La lavandaia che mi fa le camicie è di origine Cinese quando parla ha un accento fortissimo. Sembra arrivata ieri dalla Cina ed invece come minino starà qui da 30 anni.

Nel negozio, in bella vista, ha l’immagine che vedete.
C’è l’aquilone rapace con la testa bianca, la bandiera, e sotto questa frase:

I pledge allegiance to the flag of the United States of America, and to the Republic for which it stands: one Nation under God, indivisible, with Liberty and Justice for all.

E’ una di quelle americanate che di più non si può. E’ una specie di giuramento che si fa obbligatoriamente nelle scuole e devo dire che mi piace pure perchè parla di una nazione con questa repubblica indivisibile con libertà e giustizia per tutti.

Ma, oibò! Cosa vedo? Mi è sfuggito un particolare. Dice che la nazione è “under God” e cioè “sotto Dio”.
Ma mi andate a tirare fuori sto Dio pure sotto l’aquilone… E noooooooo cazzo! Porca puttana! Ma nooooooo dai!

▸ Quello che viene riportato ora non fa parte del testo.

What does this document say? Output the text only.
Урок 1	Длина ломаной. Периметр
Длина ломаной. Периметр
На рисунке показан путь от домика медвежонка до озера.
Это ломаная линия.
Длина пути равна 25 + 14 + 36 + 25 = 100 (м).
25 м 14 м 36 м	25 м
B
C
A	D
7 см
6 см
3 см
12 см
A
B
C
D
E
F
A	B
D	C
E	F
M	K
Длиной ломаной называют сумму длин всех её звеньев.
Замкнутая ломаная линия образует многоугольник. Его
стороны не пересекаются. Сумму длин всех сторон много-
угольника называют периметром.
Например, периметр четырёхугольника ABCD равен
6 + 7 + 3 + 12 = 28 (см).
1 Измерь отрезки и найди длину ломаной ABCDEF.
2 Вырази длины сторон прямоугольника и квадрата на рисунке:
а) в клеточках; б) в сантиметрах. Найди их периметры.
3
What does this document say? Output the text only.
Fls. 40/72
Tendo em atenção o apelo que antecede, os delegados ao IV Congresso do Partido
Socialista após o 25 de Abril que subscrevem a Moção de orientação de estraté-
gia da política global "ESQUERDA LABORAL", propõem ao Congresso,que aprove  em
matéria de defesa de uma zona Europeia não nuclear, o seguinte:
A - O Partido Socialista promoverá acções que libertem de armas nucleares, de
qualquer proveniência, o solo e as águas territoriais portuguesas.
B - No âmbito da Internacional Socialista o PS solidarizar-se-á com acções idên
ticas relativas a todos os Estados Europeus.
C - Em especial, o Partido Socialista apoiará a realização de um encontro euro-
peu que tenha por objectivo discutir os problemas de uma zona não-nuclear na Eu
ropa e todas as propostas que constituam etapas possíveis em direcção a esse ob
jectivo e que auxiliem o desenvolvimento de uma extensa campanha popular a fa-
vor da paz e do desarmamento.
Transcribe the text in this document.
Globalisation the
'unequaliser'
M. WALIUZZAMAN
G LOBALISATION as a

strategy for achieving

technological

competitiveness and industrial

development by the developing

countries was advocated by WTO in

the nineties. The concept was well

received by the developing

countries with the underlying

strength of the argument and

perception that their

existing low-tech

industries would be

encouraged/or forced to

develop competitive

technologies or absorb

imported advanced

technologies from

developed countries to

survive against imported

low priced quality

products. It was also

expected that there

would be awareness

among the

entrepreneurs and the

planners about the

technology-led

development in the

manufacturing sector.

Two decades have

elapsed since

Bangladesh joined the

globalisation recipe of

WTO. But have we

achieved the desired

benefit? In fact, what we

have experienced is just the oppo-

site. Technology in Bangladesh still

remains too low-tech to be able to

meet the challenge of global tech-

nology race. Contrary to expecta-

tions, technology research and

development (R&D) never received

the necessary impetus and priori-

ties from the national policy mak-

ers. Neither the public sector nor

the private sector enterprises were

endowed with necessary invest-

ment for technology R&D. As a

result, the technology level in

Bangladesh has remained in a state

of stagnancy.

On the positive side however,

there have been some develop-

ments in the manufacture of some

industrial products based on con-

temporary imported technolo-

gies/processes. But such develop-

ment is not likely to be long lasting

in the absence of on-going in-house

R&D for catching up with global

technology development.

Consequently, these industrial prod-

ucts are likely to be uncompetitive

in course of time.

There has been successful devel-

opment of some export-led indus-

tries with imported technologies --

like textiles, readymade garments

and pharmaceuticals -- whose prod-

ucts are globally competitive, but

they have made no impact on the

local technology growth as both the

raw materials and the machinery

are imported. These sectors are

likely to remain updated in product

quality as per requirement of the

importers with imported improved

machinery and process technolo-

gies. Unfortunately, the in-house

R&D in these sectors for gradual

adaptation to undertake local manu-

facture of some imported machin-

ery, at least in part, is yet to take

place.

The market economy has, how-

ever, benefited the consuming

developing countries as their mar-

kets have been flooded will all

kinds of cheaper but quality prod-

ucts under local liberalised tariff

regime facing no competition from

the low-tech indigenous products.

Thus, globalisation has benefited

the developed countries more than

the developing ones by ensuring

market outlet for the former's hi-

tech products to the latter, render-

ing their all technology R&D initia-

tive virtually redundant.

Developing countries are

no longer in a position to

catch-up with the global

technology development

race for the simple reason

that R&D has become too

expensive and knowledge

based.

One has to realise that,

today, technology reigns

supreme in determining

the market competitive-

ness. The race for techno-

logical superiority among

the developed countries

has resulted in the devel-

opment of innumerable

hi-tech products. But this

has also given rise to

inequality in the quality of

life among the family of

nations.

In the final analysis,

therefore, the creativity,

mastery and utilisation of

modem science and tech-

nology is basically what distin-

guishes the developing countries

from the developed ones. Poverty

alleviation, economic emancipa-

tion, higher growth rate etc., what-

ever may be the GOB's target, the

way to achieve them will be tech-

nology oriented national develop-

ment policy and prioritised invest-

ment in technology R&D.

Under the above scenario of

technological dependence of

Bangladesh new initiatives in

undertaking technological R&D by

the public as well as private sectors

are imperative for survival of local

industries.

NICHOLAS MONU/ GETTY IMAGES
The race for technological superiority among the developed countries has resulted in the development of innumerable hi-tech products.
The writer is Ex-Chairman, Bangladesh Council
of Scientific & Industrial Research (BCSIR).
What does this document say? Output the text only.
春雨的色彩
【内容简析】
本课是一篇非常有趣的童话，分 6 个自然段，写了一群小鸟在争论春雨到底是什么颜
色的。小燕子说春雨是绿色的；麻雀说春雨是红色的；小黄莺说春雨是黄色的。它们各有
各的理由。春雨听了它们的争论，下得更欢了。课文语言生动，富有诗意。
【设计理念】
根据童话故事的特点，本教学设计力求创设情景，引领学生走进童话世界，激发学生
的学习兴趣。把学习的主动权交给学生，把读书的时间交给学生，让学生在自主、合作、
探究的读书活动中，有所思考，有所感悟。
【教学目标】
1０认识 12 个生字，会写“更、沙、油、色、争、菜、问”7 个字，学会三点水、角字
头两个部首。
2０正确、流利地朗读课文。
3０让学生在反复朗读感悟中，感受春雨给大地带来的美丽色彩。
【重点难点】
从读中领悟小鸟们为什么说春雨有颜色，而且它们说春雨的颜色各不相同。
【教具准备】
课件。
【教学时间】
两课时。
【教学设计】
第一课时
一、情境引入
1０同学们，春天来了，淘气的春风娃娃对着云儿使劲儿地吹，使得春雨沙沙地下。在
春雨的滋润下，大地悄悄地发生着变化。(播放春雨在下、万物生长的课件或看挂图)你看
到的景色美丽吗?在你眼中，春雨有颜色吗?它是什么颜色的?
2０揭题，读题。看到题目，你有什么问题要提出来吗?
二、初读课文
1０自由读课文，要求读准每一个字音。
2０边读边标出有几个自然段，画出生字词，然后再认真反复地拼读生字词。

Ma come sarà mai successo?
Se andiamo a vedere bene la storia di questo giuramento scopriamo che è stato aggiornato e modificato a più riprese, e che la parte “under God” è stata aggiunta per ultima dal Presidente Eisenhower nel 1954.
L’idea è nata dai Cavalieri di Colombo, un gruppo cattolico di New York City, che consideravano lo slogan incompleto finchè privo di un riferimento ad una divinità.
Dopo una serie di pressioni esercitate con maestria dalle massime autorità religiose la Politica spinta anche dal fatto che il blocco Comunista vantava (giustamente) il proprio ateismo ha deciso di inserire il riferimeno fino ad allora mancate.

E così mi hanno sciupato il poster da mettere in camera.